Have been through menopause

Are overweight

Have something that blocks the passage of urine, such as a tumor, kidney stone, or an enlarged prostate

Use a diaphragm or spermicide for birth control

Have a catheter, a tube placed into the bladder to drain urine from the bladder into a bag outside the body

Are a man who has sex with men, has HIV, or hasn’t been circumcised

Most of these traits also raise the odds that a simple bladder infection may become a more serious kidney infection or turn into sepsis (an infection that has gotten into your bloodstream). For pregnant women, a kidney infection can lead to delivering a baby too early.

Infection Causes

Most UTIs are due to bacteria that are normally found in your gut, such as E. coli. Other bacteria that can cause them include staphylococcus, proteus, klebsiella, enterococcus, and pseudomonas. Some bladder infections in both men and women are linked to sexually transmitted infections, including Chlamydia trachomatis, mycoplasma, and ureaplasma. The parasite trichomonas can also cause similar symptoms.

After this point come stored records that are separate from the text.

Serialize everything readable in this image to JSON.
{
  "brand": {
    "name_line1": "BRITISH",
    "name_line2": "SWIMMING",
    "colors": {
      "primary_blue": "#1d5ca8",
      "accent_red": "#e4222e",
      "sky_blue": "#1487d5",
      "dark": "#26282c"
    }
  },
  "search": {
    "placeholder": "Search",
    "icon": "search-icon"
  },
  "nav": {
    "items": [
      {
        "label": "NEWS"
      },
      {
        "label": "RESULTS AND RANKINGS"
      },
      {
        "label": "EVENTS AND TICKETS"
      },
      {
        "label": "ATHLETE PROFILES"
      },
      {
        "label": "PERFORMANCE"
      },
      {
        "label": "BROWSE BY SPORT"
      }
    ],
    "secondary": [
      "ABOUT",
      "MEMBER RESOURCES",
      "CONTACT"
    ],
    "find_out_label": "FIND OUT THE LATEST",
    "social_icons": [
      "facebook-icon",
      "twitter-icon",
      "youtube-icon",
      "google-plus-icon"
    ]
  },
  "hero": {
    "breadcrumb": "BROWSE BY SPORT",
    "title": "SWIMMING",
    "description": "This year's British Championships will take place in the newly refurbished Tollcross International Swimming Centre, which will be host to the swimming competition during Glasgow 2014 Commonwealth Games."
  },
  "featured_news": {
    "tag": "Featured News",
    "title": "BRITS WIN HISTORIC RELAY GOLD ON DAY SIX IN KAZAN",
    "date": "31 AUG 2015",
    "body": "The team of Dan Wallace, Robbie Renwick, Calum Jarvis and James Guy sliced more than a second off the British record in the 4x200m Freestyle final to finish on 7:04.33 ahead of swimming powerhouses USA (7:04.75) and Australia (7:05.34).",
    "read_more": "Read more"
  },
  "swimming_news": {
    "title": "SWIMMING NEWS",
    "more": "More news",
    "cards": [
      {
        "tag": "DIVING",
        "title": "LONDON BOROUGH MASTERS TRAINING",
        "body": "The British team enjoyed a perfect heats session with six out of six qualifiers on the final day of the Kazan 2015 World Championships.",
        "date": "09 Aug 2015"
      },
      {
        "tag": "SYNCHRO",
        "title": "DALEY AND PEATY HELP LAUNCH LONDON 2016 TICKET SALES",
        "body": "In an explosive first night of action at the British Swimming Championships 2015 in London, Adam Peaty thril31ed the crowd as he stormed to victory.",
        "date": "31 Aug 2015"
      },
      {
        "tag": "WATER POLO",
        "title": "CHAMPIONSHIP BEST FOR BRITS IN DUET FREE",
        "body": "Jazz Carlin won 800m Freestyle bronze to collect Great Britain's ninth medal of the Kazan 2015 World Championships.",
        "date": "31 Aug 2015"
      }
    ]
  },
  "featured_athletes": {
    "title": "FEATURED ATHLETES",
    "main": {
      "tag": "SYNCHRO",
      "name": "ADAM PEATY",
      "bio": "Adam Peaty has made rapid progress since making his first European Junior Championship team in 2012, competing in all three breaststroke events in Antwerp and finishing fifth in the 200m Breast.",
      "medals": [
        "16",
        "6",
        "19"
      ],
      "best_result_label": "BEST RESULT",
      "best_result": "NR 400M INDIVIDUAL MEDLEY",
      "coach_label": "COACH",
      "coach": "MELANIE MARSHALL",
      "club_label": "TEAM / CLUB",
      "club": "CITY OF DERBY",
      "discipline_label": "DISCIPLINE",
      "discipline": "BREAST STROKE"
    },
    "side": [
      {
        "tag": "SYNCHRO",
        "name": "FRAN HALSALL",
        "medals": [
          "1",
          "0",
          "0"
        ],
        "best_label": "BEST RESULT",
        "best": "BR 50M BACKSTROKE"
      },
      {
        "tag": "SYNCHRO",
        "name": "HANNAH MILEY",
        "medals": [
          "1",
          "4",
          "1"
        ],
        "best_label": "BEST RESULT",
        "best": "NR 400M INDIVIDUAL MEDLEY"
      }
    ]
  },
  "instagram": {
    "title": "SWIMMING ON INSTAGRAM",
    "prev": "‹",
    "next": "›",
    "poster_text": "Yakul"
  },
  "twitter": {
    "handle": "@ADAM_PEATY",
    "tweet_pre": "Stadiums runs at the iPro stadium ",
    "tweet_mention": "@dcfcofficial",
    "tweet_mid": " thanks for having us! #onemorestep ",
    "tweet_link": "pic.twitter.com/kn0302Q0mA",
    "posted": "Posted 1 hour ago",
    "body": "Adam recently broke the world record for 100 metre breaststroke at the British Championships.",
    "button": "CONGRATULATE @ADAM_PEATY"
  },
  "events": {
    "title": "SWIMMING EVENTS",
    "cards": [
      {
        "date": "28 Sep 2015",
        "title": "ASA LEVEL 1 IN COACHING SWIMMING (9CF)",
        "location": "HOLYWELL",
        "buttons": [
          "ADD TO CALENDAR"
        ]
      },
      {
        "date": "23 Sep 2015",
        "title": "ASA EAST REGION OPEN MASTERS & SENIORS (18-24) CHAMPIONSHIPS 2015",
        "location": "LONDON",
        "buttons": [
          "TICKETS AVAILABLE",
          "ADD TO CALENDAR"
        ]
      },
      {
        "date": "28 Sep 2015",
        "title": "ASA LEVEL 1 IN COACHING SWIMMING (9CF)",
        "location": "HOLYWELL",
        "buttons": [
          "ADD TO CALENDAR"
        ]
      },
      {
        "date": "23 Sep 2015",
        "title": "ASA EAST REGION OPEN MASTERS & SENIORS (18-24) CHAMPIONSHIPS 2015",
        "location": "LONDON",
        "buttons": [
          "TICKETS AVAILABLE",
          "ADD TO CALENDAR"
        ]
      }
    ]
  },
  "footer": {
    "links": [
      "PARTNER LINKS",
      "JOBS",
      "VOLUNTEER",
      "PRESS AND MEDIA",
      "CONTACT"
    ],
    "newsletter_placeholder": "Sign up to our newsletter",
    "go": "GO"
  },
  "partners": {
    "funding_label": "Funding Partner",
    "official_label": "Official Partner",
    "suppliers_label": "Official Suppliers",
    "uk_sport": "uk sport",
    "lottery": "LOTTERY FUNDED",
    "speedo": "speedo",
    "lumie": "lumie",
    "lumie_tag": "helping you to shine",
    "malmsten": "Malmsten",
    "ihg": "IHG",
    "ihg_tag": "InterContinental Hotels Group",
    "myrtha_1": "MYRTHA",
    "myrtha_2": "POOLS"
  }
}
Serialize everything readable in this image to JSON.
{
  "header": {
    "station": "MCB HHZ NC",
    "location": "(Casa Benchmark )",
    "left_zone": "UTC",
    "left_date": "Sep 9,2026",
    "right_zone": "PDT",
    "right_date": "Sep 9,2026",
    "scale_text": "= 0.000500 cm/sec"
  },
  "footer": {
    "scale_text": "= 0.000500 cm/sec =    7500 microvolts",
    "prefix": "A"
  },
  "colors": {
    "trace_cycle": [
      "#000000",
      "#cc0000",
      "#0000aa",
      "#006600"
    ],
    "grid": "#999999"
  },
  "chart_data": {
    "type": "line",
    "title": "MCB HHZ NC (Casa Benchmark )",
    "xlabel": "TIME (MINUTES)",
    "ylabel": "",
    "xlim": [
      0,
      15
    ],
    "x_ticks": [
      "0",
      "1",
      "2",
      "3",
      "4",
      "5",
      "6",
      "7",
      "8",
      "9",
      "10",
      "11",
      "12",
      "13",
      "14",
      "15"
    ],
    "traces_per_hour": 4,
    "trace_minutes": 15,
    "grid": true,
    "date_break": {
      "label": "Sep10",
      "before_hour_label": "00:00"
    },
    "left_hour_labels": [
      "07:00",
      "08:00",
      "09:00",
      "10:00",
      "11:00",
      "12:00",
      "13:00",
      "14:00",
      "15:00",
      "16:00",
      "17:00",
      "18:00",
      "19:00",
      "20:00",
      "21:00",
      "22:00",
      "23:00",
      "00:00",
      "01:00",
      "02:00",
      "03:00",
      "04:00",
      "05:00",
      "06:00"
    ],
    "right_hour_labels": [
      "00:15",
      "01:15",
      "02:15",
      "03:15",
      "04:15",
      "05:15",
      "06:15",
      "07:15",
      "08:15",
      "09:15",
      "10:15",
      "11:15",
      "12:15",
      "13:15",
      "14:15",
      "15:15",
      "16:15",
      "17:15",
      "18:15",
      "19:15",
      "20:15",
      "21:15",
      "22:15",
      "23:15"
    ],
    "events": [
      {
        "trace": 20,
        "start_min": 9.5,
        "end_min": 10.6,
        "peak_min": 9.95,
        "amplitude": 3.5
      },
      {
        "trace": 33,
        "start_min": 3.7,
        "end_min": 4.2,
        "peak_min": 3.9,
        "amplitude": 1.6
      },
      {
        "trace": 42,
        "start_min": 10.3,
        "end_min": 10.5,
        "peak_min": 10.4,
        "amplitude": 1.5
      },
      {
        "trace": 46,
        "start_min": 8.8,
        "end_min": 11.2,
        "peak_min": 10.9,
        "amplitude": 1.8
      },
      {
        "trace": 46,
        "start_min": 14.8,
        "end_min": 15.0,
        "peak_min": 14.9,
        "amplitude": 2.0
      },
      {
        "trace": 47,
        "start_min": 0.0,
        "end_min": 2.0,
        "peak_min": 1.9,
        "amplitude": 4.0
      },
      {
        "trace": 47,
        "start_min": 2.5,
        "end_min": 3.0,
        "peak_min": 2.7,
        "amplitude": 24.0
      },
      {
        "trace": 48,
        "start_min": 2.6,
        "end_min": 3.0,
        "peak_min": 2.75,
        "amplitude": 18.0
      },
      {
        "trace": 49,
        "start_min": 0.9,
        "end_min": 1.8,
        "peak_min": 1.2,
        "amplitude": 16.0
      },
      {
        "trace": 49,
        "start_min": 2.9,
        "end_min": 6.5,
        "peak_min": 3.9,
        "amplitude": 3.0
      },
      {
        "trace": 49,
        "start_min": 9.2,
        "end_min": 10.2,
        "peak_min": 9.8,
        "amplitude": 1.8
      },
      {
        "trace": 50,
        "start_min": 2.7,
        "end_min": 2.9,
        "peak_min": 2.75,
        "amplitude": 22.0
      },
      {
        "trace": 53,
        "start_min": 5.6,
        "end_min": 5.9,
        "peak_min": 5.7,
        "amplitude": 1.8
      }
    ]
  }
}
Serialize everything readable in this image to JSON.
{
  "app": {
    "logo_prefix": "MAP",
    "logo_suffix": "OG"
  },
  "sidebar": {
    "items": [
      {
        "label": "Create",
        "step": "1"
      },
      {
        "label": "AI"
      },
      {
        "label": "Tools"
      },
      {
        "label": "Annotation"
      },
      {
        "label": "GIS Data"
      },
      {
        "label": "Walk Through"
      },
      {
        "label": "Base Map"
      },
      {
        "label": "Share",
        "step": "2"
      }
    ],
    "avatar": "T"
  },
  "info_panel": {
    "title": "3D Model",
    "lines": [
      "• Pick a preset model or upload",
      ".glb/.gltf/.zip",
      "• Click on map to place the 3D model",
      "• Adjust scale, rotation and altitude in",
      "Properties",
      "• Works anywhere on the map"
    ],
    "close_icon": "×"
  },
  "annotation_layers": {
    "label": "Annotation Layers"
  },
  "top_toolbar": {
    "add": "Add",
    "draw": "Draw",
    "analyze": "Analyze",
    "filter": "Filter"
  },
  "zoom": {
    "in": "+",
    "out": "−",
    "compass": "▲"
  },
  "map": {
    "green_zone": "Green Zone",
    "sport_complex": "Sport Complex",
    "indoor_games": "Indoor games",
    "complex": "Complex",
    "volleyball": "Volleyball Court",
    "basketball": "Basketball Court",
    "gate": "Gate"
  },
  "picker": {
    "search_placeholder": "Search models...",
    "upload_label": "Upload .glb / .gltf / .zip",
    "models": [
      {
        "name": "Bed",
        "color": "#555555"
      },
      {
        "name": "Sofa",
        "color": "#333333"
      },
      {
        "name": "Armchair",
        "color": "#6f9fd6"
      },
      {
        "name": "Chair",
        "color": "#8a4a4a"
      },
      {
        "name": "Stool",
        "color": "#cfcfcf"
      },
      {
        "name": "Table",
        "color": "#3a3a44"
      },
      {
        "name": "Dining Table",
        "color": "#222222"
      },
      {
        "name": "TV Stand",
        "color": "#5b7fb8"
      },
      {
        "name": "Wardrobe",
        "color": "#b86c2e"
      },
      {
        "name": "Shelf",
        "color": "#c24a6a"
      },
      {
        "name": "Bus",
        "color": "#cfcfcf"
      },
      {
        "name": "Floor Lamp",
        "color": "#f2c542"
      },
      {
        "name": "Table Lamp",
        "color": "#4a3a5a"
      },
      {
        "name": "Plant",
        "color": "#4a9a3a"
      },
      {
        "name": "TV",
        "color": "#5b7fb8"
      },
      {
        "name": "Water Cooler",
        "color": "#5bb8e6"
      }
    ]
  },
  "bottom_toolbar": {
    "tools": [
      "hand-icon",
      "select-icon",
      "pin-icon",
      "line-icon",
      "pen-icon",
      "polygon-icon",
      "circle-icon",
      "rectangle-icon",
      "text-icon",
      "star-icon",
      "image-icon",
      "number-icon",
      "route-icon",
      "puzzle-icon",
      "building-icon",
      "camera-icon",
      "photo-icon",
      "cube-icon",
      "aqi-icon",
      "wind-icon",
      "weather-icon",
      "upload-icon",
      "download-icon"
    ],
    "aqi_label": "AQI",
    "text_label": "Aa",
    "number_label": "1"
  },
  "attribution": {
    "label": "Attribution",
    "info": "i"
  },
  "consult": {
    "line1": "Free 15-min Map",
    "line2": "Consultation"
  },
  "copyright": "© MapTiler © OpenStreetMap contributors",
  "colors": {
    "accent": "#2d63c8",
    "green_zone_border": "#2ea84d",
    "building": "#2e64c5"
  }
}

If you have a problem with your immune system, from an autoimmune disease or diabetes, you're more likely to get UTIs because your body can't do a good job fighting off the germs that cause these infections.

Anatomy Plays a Role

Women are more likely to get UTIs because the tube that goes from the bladder to the outside (the urethra) is much shorter than in men. Because the urethral opening is closer to the anus in women, it’s easier for bacteria from stool to get into their urethra. Contact and fluids spread during sex also make it easier for bacteria from the vagina and anus to get into the urethra.

In men, a bladder infection is almost always a symptom of another condition. Often, the infection has moved from the prostate or some other part of the body. Or it may mean that a stone, tumor, or something else is blocking the urinary tract.

Chronic kidney infections sometimes happen because of a structural problem that allows urine to flow from the bladder back to the kidneys or because the bladder doesn’t empty completely. These problems are often found at an early age, but they affect adults, too.

In rare cases, UTIs can happen because there's an abnormal connection between the bladder or urethra and another organ or passageway like the intestines or uterus.